In order to investigate the difference of cytokines between immune infertility patients and healthy women, and the relationship between cytokine levels and treatment outcomes in immune infertility patients, 96 women with female immune infertility and 57 healthy women were enrolled as the experimental and control groups, respectively. The levels of 7 cytokines were measured by flow cytometry, and fertility status was followed for 2 years. The results showed that there were significant differences in the serum levels of 6 cytokines including IL-2, IL-4, IL-6, IL-10, TNF-α and IFN-γ, between the experimental group and the control group (P< 0.05).
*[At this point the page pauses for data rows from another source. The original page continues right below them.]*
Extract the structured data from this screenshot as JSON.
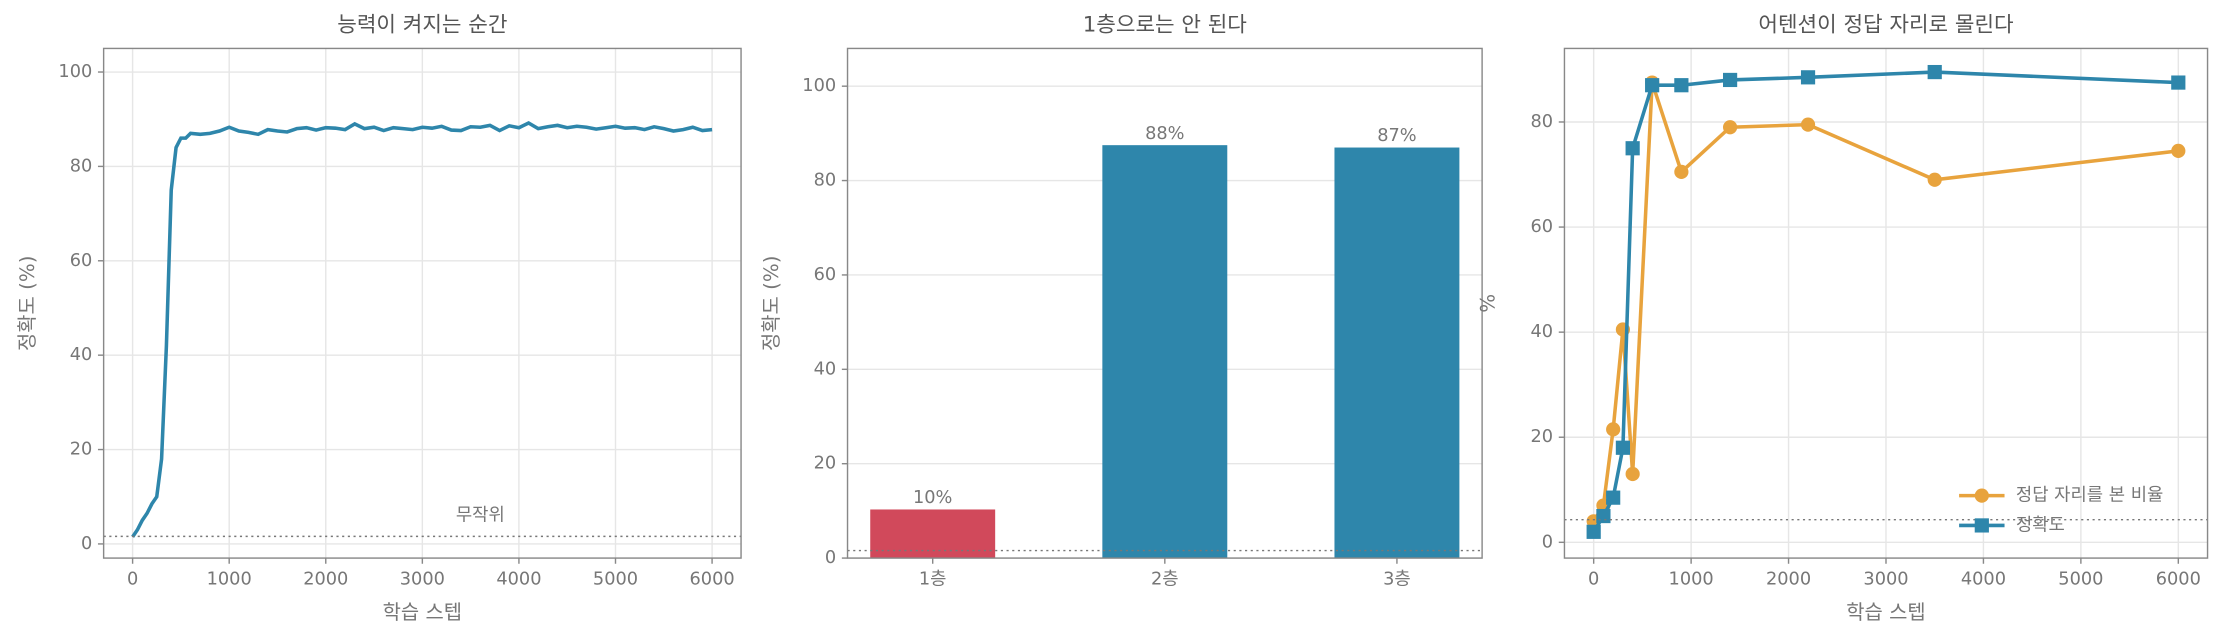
{
  "chart_data": [
    {
      "type": "line",
      "title": "능력이 켜지는 순간",
      "x_label": "학습 스텝",
      "y_label": "정확도 (%)",
      "x": [
        0,
        50,
        100,
        150,
        200,
        250,
        300,
        350,
        400,
        450,
        500,
        550,
        600,
        700,
        800,
        900,
        1000,
        1100,
        1200,
        1300,
        1400,
        1500,
        1600,
        1700,
        1800,
        1900,
        2000,
        2100,
        2200,
        2300,
        2400,
        2500,
        2600,
        2700,
        2800,
        2900,
        3000,
        3100,
        3200,
        3300,
        3400,
        3500,
        3600,
        3700,
        3800,
        3900,
        4000,
        4100,
        4200,
        4300,
        4400,
        4500,
        4600,
        4700,
        4800,
        4900,
        5000,
        5100,
        5200,
        5300,
        5400,
        5500,
        5600,
        5700,
        5800,
        5900,
        6000
      ],
      "series": [
        {
          "name": "정확도",
          "color": "#2e86ab",
          "values": [
            1.5,
            3,
            5,
            6.5,
            8.5,
            10,
            18,
            42,
            75,
            84,
            86,
            86,
            87,
            86.8,
            87,
            87.5,
            88.3,
            87.5,
            87.2,
            86.8,
            87.8,
            87.5,
            87.3,
            88,
            88.2,
            87.7,
            88.2,
            88.1,
            87.8,
            89,
            88,
            88.3,
            87.6,
            88.2,
            88,
            87.8,
            88.3,
            88.1,
            88.5,
            87.7,
            87.6,
            88.4,
            88.3,
            88.7,
            87.6,
            88.6,
            88.2,
            89.2,
            88,
            88.4,
            88.7,
            88.2,
            88.5,
            88.3,
            87.9,
            88.2,
            88.5,
            88.1,
            88.2,
            87.8,
            88.4,
            88,
            87.5,
            87.8,
            88.3,
            87.6,
            87.8
          ]
        }
      ],
      "baseline": 1.6,
      "annotation": "무작위",
      "annotation_x": 3600,
      "annotation_y": 6,
      "xlim": [
        -300,
        6300
      ],
      "ylim": [
        -3,
        105
      ],
      "xticks": [
        0,
        1000,
        2000,
        3000,
        4000,
        5000,
        6000
      ],
      "yticks": [
        0,
        20,
        40,
        60,
        80,
        100
      ],
      "grid": true,
      "markers": false
    },
    {
      "type": "bar",
      "title": "1층으로는 안 된다",
      "y_label": "정확도 (%)",
      "categories": [
        "1층",
        "2층",
        "3층"
      ],
      "values": [
        10.3,
        87.5,
        87
      ],
      "value_labels": [
        "10%",
        "88%",
        "87%"
      ],
      "colors": [
        "#d1495b",
        "#2e86ab",
        "#2e86ab"
      ],
      "baseline": 1.6,
      "ylim": [
        0,
        108
      ],
      "yticks": [
        0,
        20,
        40,
        60,
        80,
        100
      ],
      "grid": true
    },
    {
      "type": "line",
      "title": "어텐션이 정답 자리로 몰린다",
      "x_label": "학습 스텝",
      "y_label": "%",
      "x": [
        0,
        100,
        200,
        300,
        400,
        600,
        900,
        1400,
        2200,
        3500,
        6000
      ],
      "series": [
        {
          "name": "정답 자리를 본 비율",
          "color": "#e8a33d",
          "marker": "circle",
          "values": [
            4,
            7,
            21.5,
            40.5,
            13,
            87.5,
            70.5,
            79,
            79.5,
            69,
            74.5
          ]
        },
        {
          "name": "정확도",
          "color": "#2e86ab",
          "marker": "square",
          "values": [
            2,
            5,
            8.5,
            18,
            75,
            87,
            87,
            88,
            88.5,
            89.5,
            87.5
          ]
        }
      ],
      "baseline": 4.3,
      "legend": "lower right",
      "xlim": [
        -300,
        6300
      ],
      "ylim": [
        -3,
        94
      ],
      "xticks": [
        0,
        1000,
        2000,
        3000,
        4000,
        5000,
        6000
      ],
      "yticks": [
        0,
        20,
        40,
        60,
        80
      ],
      "grid": true,
      "markers": true
    }
  ]
}
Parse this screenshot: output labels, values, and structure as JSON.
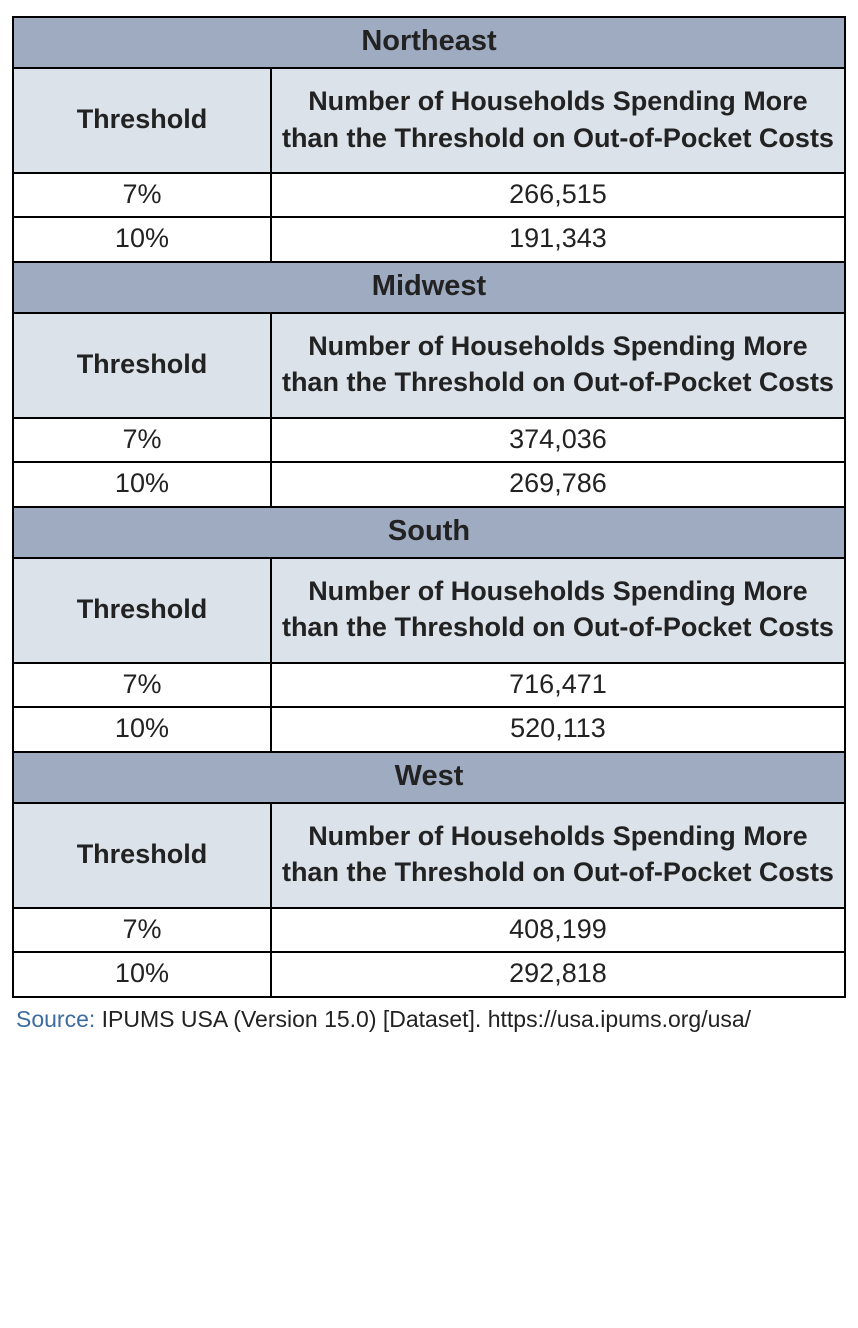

The levels of IL-2, IL-6, TNF-α, IFN-γ, and IL-17A in the non-pregnant group with poor treatment effect in the experimental group were significantly higher than those in the pregnant group (P< 0.05). Based on cytokine data and reproductive outcomes of patients, a new prognostic prediction model for immune infertility was successfully constructed with the PyCaret library. The bagging quadratic discriminant analysis (Bagging QDA) model performed best on the training set, with a sensitivity of 72.73%, specificity of 81.25%, and accuracy of 72.41% on the test set. In summary, immune infertility is associated with Th1/Th2 cytokine abnormalities, while the Bagging QDA model has high accuracy in predicting the prognosis of immune infertility.